Home > League of Dragons (Temeraire #9)(2)

League of Dragons (Temeraire #9)(2)
Naomi Novik

“I am so very sorry Shen Shi and the others had to go back to China,” Temeraire said finally, in an echo of Laurence’s thoughts. “If we were only traveling in company, perhaps…”

He trailed off. Even the most relentless optimism could not have imagined a rescue for the poor Chevalier: three heavy-weights together would have had difficulty in carrying her. “At least we might have given her some hot porridge,” Temeraire said.

“If it is any consolation to you,” Laurence said, “remember she came into this country as a conqueror, and willingly.”

“Oh! What would the dragons of France not do for Napoleon?” Temeraire said. “When you know how much he has given them, and how he has changed their lot: built them pavilions and roads through all Europe, and given them their rights? You cannot blame her, Laurence; you cannot blame any of them.”

“Then at least you may blame him,” Laurence said, “for trading so far on that loyalty to bring her and her fellows into this country in a vain and unjustified attempt at conquest. It was never in your power to prevent her coming, or to rescue her. Only her master might have done so.”

“I do,” Temeraire said. “I do blame him, and Laurence, it would be beyond everything, if he should escape us now.” He heaved a deep breath, and raised his head again. “I am ready to go.”

The men were already aboard; Temeraire lifted Laurence to his place at the base of his neck, and with a spring not as energetic as Laurence would have liked, they were aloft again. Beneath them, the stoat crept out of its hiding-place and went back to its feasting.

The ferocious wind managed to come as a surprise again, even after so short a break in their flying. The last warmth of autumn had lingered late into November, but the Russian winter had come with a true vengeance now, more than justifying all the dire warnings which Laurence had heard before its advent, and to-day the temperature had fallen further still. He was used to biting cold upon the deck of a racing frigate or aloft upon a dragon’s back in winter, but no experience had prepared him to endure this chill. Leather and wool and fur could not keep it out. Frost gathered thickly on his eyelashes and brows before he could even put his flying-goggles back on; when at last he secured them, the ice melted and ran down the insides of the green glass, leaving trails across his sight like rain.

The ground crew traveling in the belly-netting, shielded better from the wind, might huddle together and make a shared warmth; he had given his scant handful of officers permission to sit together in twos and threes. He could permit himself no such comfort. Tharkay had left them two weeks before, on his way to answer an urgent call to Istanbul; there was no-one else whom Laurence might sit with, without awkwardness—Ferris could not be asked without reflection on Forthing, and equally the reverse; and he could not ask them both, when they might at any moment be attacked.
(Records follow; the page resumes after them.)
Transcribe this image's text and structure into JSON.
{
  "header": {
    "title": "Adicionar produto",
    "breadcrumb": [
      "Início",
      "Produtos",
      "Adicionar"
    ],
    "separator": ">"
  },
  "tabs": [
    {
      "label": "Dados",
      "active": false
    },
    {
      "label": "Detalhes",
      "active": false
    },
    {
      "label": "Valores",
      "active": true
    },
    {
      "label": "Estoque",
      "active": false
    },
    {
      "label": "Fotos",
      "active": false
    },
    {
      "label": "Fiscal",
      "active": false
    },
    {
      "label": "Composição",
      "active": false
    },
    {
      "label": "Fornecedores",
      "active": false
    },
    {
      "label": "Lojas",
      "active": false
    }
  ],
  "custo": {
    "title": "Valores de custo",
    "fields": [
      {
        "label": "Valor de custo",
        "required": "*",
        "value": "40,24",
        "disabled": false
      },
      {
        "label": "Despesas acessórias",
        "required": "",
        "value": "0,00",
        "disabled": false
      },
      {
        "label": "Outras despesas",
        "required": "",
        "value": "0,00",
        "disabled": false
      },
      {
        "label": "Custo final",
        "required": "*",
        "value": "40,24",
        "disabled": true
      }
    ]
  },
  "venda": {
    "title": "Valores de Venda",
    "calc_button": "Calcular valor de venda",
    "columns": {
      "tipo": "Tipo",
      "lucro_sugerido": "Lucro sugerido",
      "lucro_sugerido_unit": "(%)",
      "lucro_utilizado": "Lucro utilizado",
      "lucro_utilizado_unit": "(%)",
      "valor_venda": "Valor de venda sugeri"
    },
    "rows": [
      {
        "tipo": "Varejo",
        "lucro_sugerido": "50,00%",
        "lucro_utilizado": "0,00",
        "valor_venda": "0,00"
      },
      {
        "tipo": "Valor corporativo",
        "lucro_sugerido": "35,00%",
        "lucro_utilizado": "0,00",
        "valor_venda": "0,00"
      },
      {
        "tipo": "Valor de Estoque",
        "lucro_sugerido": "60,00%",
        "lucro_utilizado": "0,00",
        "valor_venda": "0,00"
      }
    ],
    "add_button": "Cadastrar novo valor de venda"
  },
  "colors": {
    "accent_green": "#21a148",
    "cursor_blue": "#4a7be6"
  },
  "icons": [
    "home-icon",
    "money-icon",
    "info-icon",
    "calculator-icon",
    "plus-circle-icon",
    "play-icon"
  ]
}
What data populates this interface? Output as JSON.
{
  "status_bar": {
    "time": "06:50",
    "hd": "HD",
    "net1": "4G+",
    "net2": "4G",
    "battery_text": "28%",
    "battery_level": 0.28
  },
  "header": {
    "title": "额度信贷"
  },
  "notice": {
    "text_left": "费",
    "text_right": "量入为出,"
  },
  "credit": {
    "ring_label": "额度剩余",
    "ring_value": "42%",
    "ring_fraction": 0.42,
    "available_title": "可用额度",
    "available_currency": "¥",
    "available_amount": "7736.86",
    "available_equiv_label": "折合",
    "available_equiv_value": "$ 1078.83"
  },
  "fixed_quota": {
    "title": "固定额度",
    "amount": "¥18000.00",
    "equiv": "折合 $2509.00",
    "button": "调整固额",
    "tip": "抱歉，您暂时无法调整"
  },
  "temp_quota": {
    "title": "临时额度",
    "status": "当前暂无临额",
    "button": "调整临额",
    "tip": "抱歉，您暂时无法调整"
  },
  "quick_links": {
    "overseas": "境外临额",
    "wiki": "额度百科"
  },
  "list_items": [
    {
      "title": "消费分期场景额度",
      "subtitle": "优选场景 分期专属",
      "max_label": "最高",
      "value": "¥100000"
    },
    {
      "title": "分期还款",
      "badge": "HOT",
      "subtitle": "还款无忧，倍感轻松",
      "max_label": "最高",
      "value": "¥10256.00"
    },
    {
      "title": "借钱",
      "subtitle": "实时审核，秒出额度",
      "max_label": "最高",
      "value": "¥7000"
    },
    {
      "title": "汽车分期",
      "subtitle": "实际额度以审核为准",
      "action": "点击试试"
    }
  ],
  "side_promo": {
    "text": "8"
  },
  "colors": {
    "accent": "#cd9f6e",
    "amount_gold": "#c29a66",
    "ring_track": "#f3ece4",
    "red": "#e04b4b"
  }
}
They had to be spread wider than that across Temeraire’s back.

He endured the cold as best he could beneath wrappings of oilcloth and a patchwork fur made of rabbit- and weasel-skins, keeping his fingers tucked beneath his arm-pits and his legs folded. Still the chill crept inexorably throughout his limbs, and when his fingers reached a dangerous numbness and ceased to give him pain, he forced himself to stand up in his straps. He carefully unlatched one carabiner, working slowly with thick gloves and numbed hands, and hooked it to a further ring; he then undid the second, and made his way along the harness hand-over-hand to the limits of the first strap before latching back on.

The natural hazards of such an operation, with half-frozen hands and feet and on a dragon’s back made more slippery than usual with patches of ice, were outweighed by the certain evil of staying still for too long in such cold: he had to stir his blood. At least the instinctive fear of the plummeting ground below was in this case his ally, rather than an enemy; his heart jerked and pounded furiously when his feet slipped and he crashed full on his side, clinging to the harness with one hand and one strap, trees rushing by in a dark-green blur below.

Emily Roland detached herself from a nearby knot of huddled officers, and clambering with far more skill came to his side—she had been dragon-back upon her mother’s beast nearly since her birth and was as much at home aloft as on the ground; she expertly caught his loose strap as the carabiner came banging against Temeraire’s side, and latched it to another ring. Laurence nodded his thanks, and managed to regain his footing; but he was flushed and panting when he regained his place at last.

Temeraire himself kept low to the ground, his eyes slitted almost shut against the glare and the breath from his nostrils that came streaming back along his neck: it made clouds filled with needles of ice that stung Laurence’s face. Grig flew behind, making as much use as he could of the air churned up by Temeraire’s wings. Below them rolled the endless snow and the black bare trees frosted with ice, the fields empty and glittering and hard. If they passed so much as a hut, it remained invisible to them. The peasants had taken to covering their houses in snow up to the eaves, to conceal them from the sight of the marauding feral dragons: they ate their potatoes raw, rather than light a fire whose smoke might betray them.